Mantan pemain ganda putra Indonesia, Sigit Budiarto memiliki segudang prestasi internasional. Saat ini dia melatih di klub PB Djarum, tempat dimana pada saat ia meniti karir menjadi pemain Bulutangkis. Berbincang ringan di sela- sela istirahat melatih anak didiknya (23/10/2009), ia bercerita singkat tentang dirinya dari kecil hingga kini, dan tanggapannya tentang situasi perbulutangkisan saat ini.
PB Djarum : Bagaimana awal bermain bulutangkis ? Sigit : Kebetulan Ayah memiliki klub bulutangkis kecil di daerah Prambanan Jogjakarta dan saya sering diajak untuk mendampingi beliau. Kemudian saya sedikit demi sedikit diajari dan akhirnya saya menjadi senang bermain bulutangkis.

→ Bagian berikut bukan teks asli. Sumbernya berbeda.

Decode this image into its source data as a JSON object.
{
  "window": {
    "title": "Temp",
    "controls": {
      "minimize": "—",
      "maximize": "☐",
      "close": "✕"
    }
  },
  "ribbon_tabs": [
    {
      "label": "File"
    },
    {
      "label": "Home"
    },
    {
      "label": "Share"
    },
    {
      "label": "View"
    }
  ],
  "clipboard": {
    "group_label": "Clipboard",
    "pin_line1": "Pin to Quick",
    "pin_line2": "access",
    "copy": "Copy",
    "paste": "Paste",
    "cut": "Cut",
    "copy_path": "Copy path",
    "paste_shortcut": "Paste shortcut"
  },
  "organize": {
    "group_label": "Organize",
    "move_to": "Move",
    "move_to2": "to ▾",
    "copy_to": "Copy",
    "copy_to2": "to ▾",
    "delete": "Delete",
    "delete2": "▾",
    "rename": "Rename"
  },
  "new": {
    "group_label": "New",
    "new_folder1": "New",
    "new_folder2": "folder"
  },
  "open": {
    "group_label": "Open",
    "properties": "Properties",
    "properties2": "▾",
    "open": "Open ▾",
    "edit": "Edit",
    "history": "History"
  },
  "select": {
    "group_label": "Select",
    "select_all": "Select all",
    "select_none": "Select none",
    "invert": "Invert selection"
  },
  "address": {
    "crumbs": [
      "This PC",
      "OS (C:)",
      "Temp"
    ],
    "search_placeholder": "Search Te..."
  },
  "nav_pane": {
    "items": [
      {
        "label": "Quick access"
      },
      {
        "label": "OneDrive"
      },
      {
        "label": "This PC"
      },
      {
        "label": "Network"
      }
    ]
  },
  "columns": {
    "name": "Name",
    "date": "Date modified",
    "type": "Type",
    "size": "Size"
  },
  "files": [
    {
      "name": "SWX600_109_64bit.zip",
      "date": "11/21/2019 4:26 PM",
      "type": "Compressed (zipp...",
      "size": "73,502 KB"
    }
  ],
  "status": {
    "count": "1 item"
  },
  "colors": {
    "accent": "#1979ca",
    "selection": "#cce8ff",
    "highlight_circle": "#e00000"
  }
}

PB Djarum : Lalu bagaimana kisah bergabung di PB Djarum ? Sigit : Saya masuk di salah satu klub yang punya nama di Jogjakarta, setelah sekian waktu saya mencoba untuk melakukan tes ke PB Djarum, dengan metode seleksi yang ketat, saya akhirnya bisa di terima. Dari sana-lah saya merasa untuk serius menekuni menjadi pemain bulutangkis. Kemudian setelah saya mencoba untuk bermain tunggal dan ganda putra, pelatih melihat saya memiliki kemampuan di nomor ganda putra. Pasangan saya di klub ada beberapa, dan yang paling akhir adalah Ade Lukas.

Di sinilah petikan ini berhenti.